Related Work & Insights¶
- vs. SWE-Bench: SWE-Bench evaluates "code modification ability—writing a patch given an issue," while CAB evaluates "interactive ability—assisting in resolving programming problems through multi-turn dialogue." The latter more closely reflects the everyday use case of AI coding assistants.
- vs. InfiBench / StackEval: Both are single-turn StackOverflow QA benchmarks with manual curation; CAB features multi-turn, repository-level assistance that is fully automatically generated and continuously scalable.
- vs. ConvCodeWorld / MINT: The former focuses on multi-turn code synthesis under relatively stable environment assumptions; CAB covers a broader range of assistance types—debugging, configuration, comprehension, and troubleshooting—embedded within real Docker environments.

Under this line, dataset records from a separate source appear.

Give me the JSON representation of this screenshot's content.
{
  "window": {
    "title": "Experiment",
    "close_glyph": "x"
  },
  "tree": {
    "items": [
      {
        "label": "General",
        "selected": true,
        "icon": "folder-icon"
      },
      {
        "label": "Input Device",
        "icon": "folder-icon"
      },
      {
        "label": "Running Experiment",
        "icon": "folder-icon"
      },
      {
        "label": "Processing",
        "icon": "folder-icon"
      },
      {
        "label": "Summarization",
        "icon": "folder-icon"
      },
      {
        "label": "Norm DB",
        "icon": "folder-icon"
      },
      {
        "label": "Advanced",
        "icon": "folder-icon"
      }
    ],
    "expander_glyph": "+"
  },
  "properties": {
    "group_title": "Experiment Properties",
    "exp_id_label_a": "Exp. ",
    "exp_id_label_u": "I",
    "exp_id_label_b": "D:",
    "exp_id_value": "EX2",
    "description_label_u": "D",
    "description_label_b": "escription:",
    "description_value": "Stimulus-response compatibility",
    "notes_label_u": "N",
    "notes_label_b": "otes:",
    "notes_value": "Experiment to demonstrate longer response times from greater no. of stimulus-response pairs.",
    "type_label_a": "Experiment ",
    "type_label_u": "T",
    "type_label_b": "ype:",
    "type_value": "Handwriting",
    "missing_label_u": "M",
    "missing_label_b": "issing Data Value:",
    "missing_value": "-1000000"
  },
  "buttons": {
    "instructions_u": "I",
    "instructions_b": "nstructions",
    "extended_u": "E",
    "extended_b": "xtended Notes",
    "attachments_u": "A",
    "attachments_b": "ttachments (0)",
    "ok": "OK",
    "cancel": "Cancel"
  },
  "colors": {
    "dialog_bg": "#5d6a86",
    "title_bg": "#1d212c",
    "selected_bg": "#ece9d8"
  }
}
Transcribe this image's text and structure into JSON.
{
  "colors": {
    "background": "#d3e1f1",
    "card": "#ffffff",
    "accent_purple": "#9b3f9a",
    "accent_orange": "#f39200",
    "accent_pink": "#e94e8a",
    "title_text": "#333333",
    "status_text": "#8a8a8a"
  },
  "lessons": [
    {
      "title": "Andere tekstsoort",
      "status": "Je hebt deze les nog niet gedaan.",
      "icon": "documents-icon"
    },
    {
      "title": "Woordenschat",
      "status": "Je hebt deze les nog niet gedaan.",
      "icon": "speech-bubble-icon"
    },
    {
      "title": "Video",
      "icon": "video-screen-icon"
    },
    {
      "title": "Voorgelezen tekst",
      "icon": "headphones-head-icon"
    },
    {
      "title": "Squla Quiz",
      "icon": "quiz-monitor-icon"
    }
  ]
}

- Insights: The recency gap revealed by CAB has important implications for RAG-augmented coding agents: when framework APIs fall beyond the model's training knowledge, effective document retrieval and contextual adaptation become essential.
Rating¶
- Novelty: ⭐⭐⭐⭐⭐ — The first multi-turn, repository-level programming assistance benchmark; the fully automated pipeline design is pioneering.
- Experimental Thoroughness: ⭐⭐⭐⭐ — Covers 6 state-of-the-art models, 7 languages, synthetic ablation, and human evaluation triple validation; relatively comprehensive.
- Writing Quality: ⭐⭐⭐⭐ — Logically clear with a complete structure; the appendix is extremely detailed, including all prompt templates and human annotation protocols.
- Value: ⭐⭐⭐⭐⭐ — Reveals the true capability boundaries of LLMs in programming assistance (project context understanding is the core bottleneck), providing important guidance for coding agent development.